Decades of underinvestment and underbuilding have created a shortage of housing in America that is more dire than previously expected and will require a concerted, long-term nationwide commitment to overcome, according to a new report released by the National Association of Realtors (NAR) and authored by the Rosen Consulting Group. Housing is Critical Infrastructure: Social and Economic Benefits of Building More Housing outlines causes and offers numerous potential solutions for both federal and local-level policymakers to consider, but warns that immediate action must be taken across all levels of government, no matter the approach.
“The state of America’s housing stock…is dire, with a chronic shortage of affordable and available homes [needed to support] the nation’s population,” the report asserts. “A severe lack of new construction and prolonged underinvestment [have led] to an acute shortage of available housing…to the detriment of the health of the public and the economy. The scale of underbuilding and the existing demand-supply gap is enormous…and will require a major national commitment to build more housing of all types.”

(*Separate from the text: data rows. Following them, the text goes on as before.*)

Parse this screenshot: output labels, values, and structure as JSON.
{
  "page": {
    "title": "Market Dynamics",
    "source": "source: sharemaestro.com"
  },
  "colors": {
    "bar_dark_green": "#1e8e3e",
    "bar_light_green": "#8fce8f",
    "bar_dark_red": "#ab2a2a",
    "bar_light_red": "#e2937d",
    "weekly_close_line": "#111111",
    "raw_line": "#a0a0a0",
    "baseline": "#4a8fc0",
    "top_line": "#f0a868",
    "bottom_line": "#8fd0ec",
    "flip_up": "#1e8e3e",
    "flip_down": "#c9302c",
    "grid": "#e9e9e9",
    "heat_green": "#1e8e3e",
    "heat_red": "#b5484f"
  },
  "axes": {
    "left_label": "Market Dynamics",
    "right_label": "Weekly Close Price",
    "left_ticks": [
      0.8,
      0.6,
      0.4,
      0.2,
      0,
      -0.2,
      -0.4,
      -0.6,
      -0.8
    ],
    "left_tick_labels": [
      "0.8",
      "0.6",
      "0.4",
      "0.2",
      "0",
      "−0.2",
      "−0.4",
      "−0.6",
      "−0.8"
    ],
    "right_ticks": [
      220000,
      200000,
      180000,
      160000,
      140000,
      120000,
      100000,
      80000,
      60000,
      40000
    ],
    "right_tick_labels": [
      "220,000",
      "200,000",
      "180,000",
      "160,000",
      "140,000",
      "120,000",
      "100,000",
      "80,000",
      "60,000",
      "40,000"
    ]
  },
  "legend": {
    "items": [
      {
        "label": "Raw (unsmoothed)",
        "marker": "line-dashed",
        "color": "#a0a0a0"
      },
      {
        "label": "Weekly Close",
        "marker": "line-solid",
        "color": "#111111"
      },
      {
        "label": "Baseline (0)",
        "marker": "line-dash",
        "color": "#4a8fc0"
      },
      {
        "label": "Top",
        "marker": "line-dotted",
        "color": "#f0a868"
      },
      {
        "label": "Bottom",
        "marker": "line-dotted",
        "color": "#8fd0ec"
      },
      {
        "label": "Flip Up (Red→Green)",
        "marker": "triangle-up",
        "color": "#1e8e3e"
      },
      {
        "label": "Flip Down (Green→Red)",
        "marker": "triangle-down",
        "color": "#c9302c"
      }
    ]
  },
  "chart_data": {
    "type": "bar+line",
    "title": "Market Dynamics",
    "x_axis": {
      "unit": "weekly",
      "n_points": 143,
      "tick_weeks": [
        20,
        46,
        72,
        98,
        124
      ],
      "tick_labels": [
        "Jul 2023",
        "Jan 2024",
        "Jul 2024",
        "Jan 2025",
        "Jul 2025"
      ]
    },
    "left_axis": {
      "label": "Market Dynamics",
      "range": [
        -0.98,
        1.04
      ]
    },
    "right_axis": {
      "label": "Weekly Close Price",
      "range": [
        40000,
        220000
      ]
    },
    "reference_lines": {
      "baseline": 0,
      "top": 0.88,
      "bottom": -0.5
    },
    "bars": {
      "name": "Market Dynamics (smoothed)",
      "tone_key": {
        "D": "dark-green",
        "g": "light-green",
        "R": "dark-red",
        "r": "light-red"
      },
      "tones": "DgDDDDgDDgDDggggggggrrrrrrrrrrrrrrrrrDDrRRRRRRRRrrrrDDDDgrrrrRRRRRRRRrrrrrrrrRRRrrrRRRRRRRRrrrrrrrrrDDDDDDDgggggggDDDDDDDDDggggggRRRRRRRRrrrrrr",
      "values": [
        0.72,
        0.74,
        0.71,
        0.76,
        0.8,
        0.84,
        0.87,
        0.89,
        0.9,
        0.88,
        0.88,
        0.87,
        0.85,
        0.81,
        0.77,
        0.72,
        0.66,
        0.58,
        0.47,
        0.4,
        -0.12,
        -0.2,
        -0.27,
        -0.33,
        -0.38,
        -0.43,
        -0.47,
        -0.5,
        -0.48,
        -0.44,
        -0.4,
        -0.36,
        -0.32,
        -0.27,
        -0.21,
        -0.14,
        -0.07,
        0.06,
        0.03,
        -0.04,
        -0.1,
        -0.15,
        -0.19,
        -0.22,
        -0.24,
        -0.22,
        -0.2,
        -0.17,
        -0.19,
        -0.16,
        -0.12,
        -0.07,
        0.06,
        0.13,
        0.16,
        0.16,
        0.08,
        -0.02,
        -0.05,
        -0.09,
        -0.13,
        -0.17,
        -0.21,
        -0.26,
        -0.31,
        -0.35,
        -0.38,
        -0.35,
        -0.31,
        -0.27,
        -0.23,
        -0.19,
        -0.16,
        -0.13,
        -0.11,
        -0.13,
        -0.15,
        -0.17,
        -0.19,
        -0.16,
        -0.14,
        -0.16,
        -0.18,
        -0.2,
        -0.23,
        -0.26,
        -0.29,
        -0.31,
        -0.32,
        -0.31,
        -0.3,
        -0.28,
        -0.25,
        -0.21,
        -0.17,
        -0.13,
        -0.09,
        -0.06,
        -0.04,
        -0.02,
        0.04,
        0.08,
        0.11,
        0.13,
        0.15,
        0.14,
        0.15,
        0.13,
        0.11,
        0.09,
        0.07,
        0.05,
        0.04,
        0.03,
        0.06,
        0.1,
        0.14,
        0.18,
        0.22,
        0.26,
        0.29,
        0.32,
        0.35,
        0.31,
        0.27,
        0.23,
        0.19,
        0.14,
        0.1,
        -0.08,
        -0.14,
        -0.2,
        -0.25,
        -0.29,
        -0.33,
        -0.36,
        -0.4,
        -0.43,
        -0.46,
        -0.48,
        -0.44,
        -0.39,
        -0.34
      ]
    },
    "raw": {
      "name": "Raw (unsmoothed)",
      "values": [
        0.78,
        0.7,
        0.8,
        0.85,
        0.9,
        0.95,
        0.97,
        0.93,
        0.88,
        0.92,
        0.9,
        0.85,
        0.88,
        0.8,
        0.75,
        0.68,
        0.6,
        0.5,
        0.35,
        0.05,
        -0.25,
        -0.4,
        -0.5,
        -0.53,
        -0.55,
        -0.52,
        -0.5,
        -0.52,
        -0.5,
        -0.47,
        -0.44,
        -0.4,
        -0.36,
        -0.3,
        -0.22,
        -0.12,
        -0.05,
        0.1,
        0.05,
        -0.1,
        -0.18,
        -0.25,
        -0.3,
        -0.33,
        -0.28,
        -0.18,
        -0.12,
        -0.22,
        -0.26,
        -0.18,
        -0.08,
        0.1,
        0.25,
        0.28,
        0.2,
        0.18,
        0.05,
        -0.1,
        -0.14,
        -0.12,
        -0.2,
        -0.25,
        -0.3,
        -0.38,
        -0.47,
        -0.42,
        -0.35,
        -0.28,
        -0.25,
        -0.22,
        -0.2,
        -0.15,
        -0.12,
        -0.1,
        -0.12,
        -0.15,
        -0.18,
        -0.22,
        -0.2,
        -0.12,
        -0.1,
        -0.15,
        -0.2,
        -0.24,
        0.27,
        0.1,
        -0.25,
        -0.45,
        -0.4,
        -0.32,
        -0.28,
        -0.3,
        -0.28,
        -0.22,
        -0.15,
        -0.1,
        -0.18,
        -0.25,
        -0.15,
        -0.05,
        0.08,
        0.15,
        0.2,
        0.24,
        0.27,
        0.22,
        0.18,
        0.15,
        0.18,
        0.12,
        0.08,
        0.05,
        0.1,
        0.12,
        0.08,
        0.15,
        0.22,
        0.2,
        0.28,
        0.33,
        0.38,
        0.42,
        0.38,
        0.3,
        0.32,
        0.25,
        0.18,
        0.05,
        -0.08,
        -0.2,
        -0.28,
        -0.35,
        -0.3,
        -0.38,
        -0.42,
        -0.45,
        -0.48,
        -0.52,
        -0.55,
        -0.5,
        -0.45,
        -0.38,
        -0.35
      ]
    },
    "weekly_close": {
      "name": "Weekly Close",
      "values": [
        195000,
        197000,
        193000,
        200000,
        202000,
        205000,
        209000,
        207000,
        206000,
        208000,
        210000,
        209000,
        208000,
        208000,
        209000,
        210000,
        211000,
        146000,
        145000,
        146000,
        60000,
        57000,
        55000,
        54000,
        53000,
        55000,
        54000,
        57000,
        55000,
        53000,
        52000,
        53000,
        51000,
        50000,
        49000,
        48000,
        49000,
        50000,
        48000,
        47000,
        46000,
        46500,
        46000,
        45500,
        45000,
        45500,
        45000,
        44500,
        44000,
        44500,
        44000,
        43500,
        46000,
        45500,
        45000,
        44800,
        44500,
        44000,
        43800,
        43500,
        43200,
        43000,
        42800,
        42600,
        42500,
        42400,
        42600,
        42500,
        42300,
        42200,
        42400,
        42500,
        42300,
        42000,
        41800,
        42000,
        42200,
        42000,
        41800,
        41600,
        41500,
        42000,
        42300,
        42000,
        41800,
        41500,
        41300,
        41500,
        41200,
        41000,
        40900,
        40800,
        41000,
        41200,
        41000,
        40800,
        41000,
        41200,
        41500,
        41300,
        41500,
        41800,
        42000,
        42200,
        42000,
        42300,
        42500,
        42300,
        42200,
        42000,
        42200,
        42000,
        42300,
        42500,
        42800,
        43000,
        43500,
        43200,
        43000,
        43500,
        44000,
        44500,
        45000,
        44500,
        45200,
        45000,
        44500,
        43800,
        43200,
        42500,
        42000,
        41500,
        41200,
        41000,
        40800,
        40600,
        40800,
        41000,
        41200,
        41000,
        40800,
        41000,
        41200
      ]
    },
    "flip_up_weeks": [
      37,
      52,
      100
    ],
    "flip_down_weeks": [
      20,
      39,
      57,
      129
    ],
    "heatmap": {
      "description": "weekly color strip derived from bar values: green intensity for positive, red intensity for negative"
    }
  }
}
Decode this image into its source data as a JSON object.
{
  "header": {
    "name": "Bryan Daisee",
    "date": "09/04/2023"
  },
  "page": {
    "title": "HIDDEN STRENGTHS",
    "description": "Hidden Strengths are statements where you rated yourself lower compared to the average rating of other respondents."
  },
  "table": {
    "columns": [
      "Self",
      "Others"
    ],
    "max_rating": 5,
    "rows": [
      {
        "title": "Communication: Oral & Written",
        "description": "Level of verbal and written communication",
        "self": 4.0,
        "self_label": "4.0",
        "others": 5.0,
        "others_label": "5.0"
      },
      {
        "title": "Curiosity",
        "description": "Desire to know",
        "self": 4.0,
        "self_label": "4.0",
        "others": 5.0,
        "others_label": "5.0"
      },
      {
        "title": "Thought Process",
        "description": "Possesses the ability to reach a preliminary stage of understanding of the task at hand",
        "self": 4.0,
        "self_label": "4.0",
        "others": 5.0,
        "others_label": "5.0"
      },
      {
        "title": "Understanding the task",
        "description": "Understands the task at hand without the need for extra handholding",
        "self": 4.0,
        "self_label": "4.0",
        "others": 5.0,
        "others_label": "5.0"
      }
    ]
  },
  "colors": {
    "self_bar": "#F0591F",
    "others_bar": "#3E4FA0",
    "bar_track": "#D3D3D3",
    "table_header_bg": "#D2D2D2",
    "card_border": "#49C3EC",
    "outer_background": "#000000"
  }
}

Growth in America’s housing inventory has slowed significantly since the turn of the century, particularly over the past decade. This trend affects every region of the country, creating what the NAR report calls an “underbuilding gap” of 5.5 to 6.8 million housing units since 2001.
“There is a strong desire for homeownership across this country, but the lack of supply is preventing too many Americans from achieving that dream,” said Lawrence Yun, NAR’s chief economist. “It’s clear from the findings of this report and from the conditions we’ve observed in the market over the past few years that we’ll need to do something dramatic to close this gap.”
Among other, more specific policy recommendations, the report’s authors argue that lawmakers must work to expand access to resources, remove barriers to and incentivize new development, and make housing construction an integral part of a national infrastructure strategy.
“A number of factors from the past 20 years are responsible for the massive housing investment gap we see in America today, but what’s important now is that we find solutions that will get us out of this crisis and provide more stability in future markets,” said NAR President Charlie Oppler, who noted adequate increases in housing construction this decade would add an estimated 2.8 million American jobs and $50 billion in new, nationwide tax revenue. “Additional public funding and policy incentives for construction will very clearly provide huge benefits to our nation’s economy, and our work to close this gap will be particularly impactful for lower-income households, households of color and millennials.”